While the jobs report gave investors further confirmation that the economy is slowing — employers created just 51,000 new jobs last month, well off the 120,000 Wall Street expected — the market is now concerned that the economy might be moderating too much.
Even the prospects of a rate cut by the Federal Reserve came as little comfort Friday.
“We’ve had a market that wants to see bad news as good news with respect to the Fed,” said Bryan Piskorowski, a market analyst at Wachovia Securities LLC. “(Now the) economy is slowing, the housing market is slowing, consumer spending is starting to slow. You run that tightwire where bad news eventually becomes bad news.”
Bonds fell, with the yield on the benchmark 10-year Treasury note rising to 4.70 percent from 4.61 percent late Thursday. The dollar was mixed against other major currencies, while gold prices rose.

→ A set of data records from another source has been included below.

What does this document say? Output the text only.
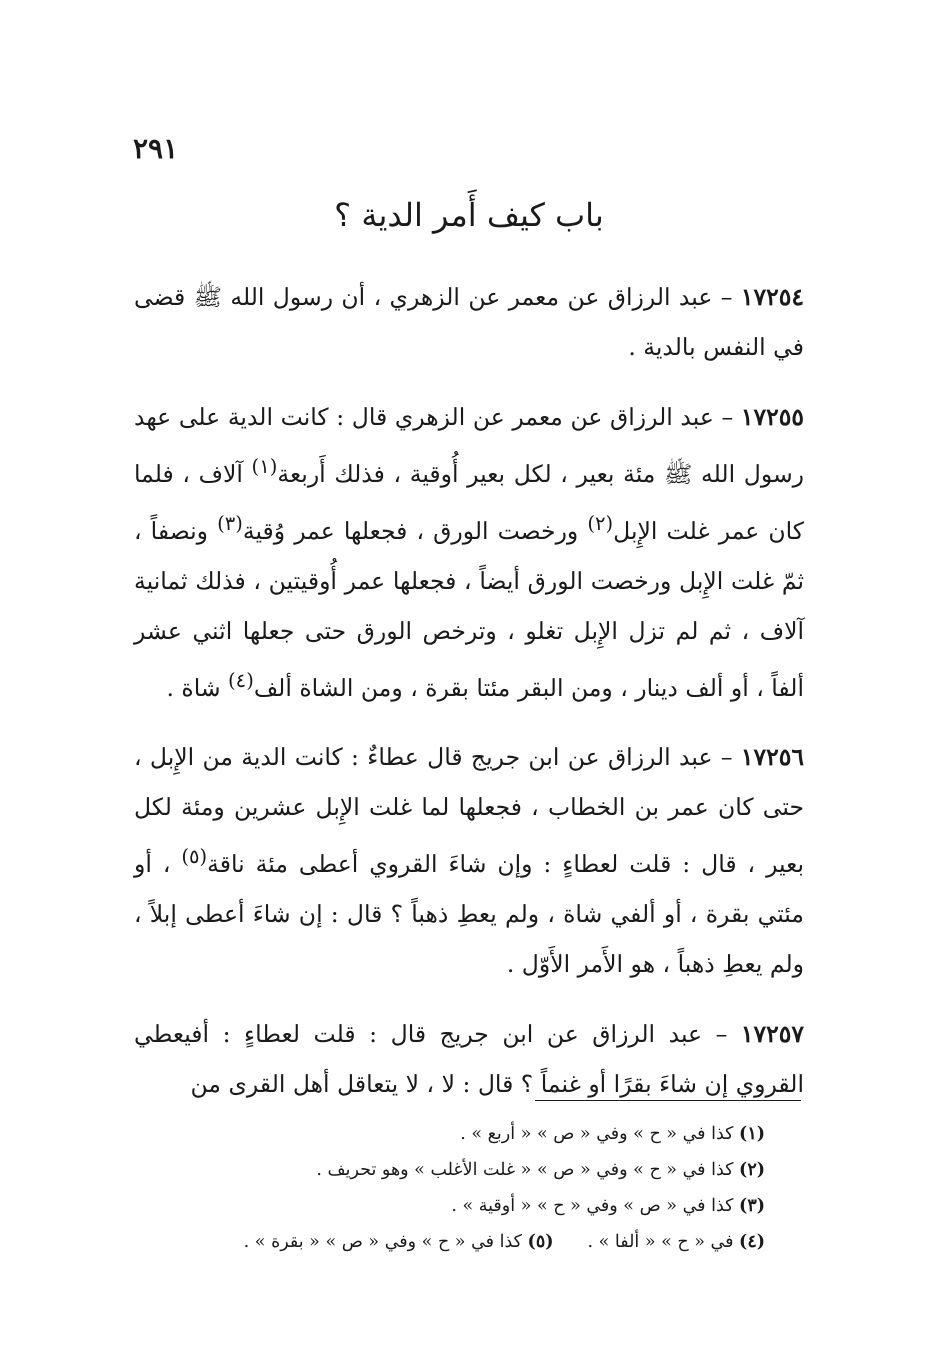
٢٩١
باب كيف أَمر الدية ؟

١٧٢٥٤ – عبد الرزاق عن معمر عن الزهري ، أن رسول الله ﷺ قضى في النفس بالدية .

١٧٢٥٥ – عبد الرزاق عن معمر عن الزهري قال : كانت الدية على عهد رسول الله ﷺ مئة بعير ، لكل بعير أُوقية ، فذلك أَربعة$^{(١)}$ آلاف ، فلما كان عمر غلت الإِبل$^{(٢)}$ ورخصت الورق ، فجعلها عمر وُقية$^{(٣)}$ ونصفاً ، ثمّ غلت الإِبل ورخصت الورق أيضاً ، فجعلها عمر أُوقيتين ، فذلك ثمانية آلاف ، ثم لم تزل الإِبل تغلو ، وترخص الورق حتى جعلها اثني عشر ألفاً ، أو ألف دينار ، ومن البقر مئتا بقرة ، ومن الشاة ألف$^{(٤)}$ شاة .

١٧٢٥٦ – عبد الرزاق عن ابن جريج قال عطاءٌ : كانت الدية من الإِبل ، حتى كان عمر بن الخطاب ، فجعلها لما غلت الإِبل عشرين ومئة لكل بعير ، قال : قلت لعطاءٍ : وإن شاءَ القروي أعطى مئة ناقة$^{(٥)}$ ، أو مئتي بقرة ، أو ألفي شاة ، ولم يعطِ ذهباً ؟ قال : إن شاءَ أعطى إبلاً ، ولم يعطِ ذهباً ، هو الأَمر الأَوّل .

١٧٢٥٧ – عبد الرزاق عن ابن جريج قال : قلت لعطاءٍ : أفيعطي القروي إن شاءَ بقرًا أو غنماً ؟ قال : لا ، لا يتعاقل أهل القرى من

(١) كذا في « ح » وفي « ص » « أربع » .

(٢) كذا في « ح » وفي « ص » « غلت الأغلب » وهو تحريف .

(٣) كذا في « ص » وفي « ح » « أوقية » .

(٤) في « ح » « ألفا » .(٥) كذا في « ح » وفي « ص » « بقرة » .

Light sweet crude settled down 27 cents at $59.76 a barrel on the New York Mercantile Exchange. Investors are still paying close attention to oil prices, as their decline has helped drive the market’s upward rise in recent months.
Kevin Logan, chief U.S. economist at Dresdner Kleinwort, said stocks rose this week as investors found encouragement in falling oil prices.
“It lessens inflation pressure and lowers the possibility that the Fed would have to raise rates,” he said.